Veterinary practices are looking to recruit people from across the agricultural community to help support them in fulfilling their cattle TB testing responsibilities.
The jobs are being publicised after approval by the Animal & Plant Health Agency (APHA) to allow para-professional staff to carry out TB testing in England following appropriate training to become an Approved Tuberculin Tester (ATT).
ATTs may be employed and paid a salary as part of a veterinary practice team, according to UK Farmcare, a company that helps to manage government TB testing.
Anyone interested must be at least 18 years old, hold a valid UK driving licence and passport, possess a clean criminal record and then be approved by APHA.
James Allcock, of UK Farmcare said: "ATTs may also choose to access the training and then deliver the service as a self-employed person.
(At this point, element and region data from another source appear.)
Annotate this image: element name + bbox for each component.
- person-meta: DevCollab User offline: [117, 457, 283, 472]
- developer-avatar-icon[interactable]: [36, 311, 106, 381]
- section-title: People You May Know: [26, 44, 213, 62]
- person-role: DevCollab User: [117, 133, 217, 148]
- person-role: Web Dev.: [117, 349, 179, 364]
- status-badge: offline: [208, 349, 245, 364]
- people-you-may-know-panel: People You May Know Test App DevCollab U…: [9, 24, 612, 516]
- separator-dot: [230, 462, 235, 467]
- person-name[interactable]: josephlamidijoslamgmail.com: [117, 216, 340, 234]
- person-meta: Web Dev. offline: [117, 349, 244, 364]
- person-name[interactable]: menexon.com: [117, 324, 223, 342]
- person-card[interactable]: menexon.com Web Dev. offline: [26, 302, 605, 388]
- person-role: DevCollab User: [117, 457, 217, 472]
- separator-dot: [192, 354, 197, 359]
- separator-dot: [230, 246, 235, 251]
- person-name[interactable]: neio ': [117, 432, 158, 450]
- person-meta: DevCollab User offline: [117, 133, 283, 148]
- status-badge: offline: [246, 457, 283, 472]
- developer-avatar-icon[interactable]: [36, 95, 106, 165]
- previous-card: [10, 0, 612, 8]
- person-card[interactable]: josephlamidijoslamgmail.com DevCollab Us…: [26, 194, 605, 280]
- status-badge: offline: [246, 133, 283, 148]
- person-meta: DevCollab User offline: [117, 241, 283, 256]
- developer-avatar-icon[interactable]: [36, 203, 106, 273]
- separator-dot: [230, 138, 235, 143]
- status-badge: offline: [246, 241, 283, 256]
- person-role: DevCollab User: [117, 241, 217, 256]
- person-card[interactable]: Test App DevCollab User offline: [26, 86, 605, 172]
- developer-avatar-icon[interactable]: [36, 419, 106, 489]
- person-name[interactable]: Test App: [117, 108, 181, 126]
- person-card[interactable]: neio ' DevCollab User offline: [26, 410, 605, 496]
"In this situation they must always liaise closely with the farmer’s regular vet."
There are also certain minimum educational requirements, such as at least three graded GCSEs or equivalent in English, Maths and a science or food production subject.
Applicants also need to be able to demonstrate at least six months cattle handling experience, Mr Allcock explained.
Following a successful ‘Disclosure and Barring Service (DBS)’ check, applicants must find a vet practice to provide the supervision they need during the practical phase of the training.
Veterinary practices sponsoring ATT applicants must already provide TB testing services for both beef and dairy cattle, he added.
They must also have enough TB testing vets available to allow one to be able to supervise training on a one-to-one basis for a few weeks.
Candidates keen to explore the new job opportunities can contact their local veterinary practice or register their interest with UK Farmcare.